What little sleep he managed came in broken stretches between too many thoughts and the memory of Summer standing in that parking lot looking tired enough to fall over while still trying to push him away.

By the time dawn broke over the ranch, he’d given up on going back to sleep. So he went to sunrise yoga with Zee.

The classes started as an optional program, and somehow they’d become a regular thing for most of the vets. Most days it was held outside so they could commune with nature, whatever that meant. But when there was bad weather, the classes were held in the dining hall in front of the big windows.

Since there was a light drizzle this morning, Zee stood at the front of the room instructing a bunch of former military men with old injuries trying not to complain through stretches they secretly enjoyed.

Pope kept mostly quiet through it, moving through the poses with the same discipline he tried to bring to everything he did. His body had loosened a little by the end, but his head didn’t. Summer stayed right beneath the surface.

The flat tire. The way she looked when she realized she needed help.

The way she sat next to him on the ride to her place, silent, hands twisted in her lap.

After Zee concluded the yoga session with everyone sitting on their mats going through the final breathing exercise as thesun streamed over them, he gave up on getting Summer out of his head.
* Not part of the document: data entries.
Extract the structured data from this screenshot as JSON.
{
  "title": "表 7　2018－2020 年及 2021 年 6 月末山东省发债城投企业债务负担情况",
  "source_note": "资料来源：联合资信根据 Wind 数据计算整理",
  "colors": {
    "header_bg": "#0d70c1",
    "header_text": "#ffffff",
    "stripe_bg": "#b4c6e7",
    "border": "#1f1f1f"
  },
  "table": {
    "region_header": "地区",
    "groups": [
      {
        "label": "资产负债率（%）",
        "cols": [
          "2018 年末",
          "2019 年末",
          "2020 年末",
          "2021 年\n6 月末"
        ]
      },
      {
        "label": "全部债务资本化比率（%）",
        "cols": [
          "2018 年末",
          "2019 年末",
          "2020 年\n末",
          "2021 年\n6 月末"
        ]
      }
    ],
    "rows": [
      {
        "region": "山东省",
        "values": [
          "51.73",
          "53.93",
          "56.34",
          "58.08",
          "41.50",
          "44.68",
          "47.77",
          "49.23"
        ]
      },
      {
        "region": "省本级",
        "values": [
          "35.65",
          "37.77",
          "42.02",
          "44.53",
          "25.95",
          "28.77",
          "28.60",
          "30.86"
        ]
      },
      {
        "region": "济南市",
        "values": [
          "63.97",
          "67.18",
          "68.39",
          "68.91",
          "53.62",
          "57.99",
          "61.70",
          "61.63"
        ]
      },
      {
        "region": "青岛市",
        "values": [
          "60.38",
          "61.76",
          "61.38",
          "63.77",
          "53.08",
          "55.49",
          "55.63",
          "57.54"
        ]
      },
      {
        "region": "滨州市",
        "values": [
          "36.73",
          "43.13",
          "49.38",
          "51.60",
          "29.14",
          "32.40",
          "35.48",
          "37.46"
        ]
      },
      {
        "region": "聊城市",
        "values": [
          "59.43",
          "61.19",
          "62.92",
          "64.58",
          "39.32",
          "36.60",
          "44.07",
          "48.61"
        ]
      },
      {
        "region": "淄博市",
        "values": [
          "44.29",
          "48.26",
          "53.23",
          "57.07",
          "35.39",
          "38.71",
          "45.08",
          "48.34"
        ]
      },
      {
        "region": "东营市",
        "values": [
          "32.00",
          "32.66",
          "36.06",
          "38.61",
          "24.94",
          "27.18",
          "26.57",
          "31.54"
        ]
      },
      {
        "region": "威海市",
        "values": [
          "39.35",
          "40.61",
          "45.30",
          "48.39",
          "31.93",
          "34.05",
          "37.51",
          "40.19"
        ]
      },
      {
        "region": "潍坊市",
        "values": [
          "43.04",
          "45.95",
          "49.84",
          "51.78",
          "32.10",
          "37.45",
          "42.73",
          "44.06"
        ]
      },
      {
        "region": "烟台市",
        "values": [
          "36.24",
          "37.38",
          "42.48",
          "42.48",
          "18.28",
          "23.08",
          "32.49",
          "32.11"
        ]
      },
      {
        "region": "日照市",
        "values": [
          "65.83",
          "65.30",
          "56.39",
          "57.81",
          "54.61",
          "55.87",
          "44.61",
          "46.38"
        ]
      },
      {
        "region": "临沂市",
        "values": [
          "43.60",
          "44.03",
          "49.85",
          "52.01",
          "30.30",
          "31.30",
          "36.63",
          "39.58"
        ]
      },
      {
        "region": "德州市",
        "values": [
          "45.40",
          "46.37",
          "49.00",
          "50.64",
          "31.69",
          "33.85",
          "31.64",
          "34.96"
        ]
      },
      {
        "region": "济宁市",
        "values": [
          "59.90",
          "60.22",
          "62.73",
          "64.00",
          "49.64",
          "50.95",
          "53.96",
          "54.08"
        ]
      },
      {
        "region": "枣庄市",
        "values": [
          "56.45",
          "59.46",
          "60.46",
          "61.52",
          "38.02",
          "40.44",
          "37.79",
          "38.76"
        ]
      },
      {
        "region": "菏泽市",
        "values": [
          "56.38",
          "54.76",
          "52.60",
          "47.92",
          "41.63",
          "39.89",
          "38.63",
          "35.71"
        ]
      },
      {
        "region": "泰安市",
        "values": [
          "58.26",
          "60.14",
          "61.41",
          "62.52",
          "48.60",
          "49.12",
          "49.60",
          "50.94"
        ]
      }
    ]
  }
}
By eight o’clock he was out with the horses, moving through the rituals he’d performed every day since he came to the Black Heart. He filled his lungs with the sharp, cold morning air, taking in the traces of hay and leather and the bite of Wyoming spring.

One by one he greeted the horses and led them out of their stalls to stretch their legs in the pasture. When he reached Flint, the gelding shook his head and whinnied.

Pope settled him with a low command and a hand along on his neck.

“You’re getting too damn smart.”

The gelding flicked an ear back at him like he understood every word. Pope wouldn’t be surprised if he did.

Training the horse had become the one task where his head quieted down some. Horses didn’t care about complicated emotions or therapy evaluations or whether a woman decided he wasn’t built for forever. They just reacted with trust.

By the time he finished working with Flint, sweat dampened the collar of his shirt despite the cold. He turned Flint loose to graze with the rest of the horses and started toward the lodge.

He slipped a hand into his pocket and felt the set of keys. Willow’s keys. He took a detour toward the security office where she spent her early mornings to return the keys to her. But his phone rang halfway across the yard.

Pope saw the screen and everything inside him gripped.

Summer.

He whipped the phone to his ear. “You okay?”

A tiny pause met the question before she spoke. “Yeah. I just…wanted to thank you again.”

Relief made him stop walking and face the sun, as if Zee’s instruction to ground himself was ingrained in him now.

“For taking you home? Wasn’t a big deal.”

Another silence followed. Then quieter, she said, “I meant for paying for the new tires.”

“What?”

“The garage called this morning. Said there was a credit applied to the account. I know you did it.”

He froze. Because he hadn’t.

Worse, he wished he’d thought of it first.

“Summer,” he said slowly, “I didn’t pay for the tires.”

More silence, not the comfortable kind. The air seemed to be sucked out of the line, and he pictured what her expression might look like on the other end, that little crease forming between her brows she got when she was confused.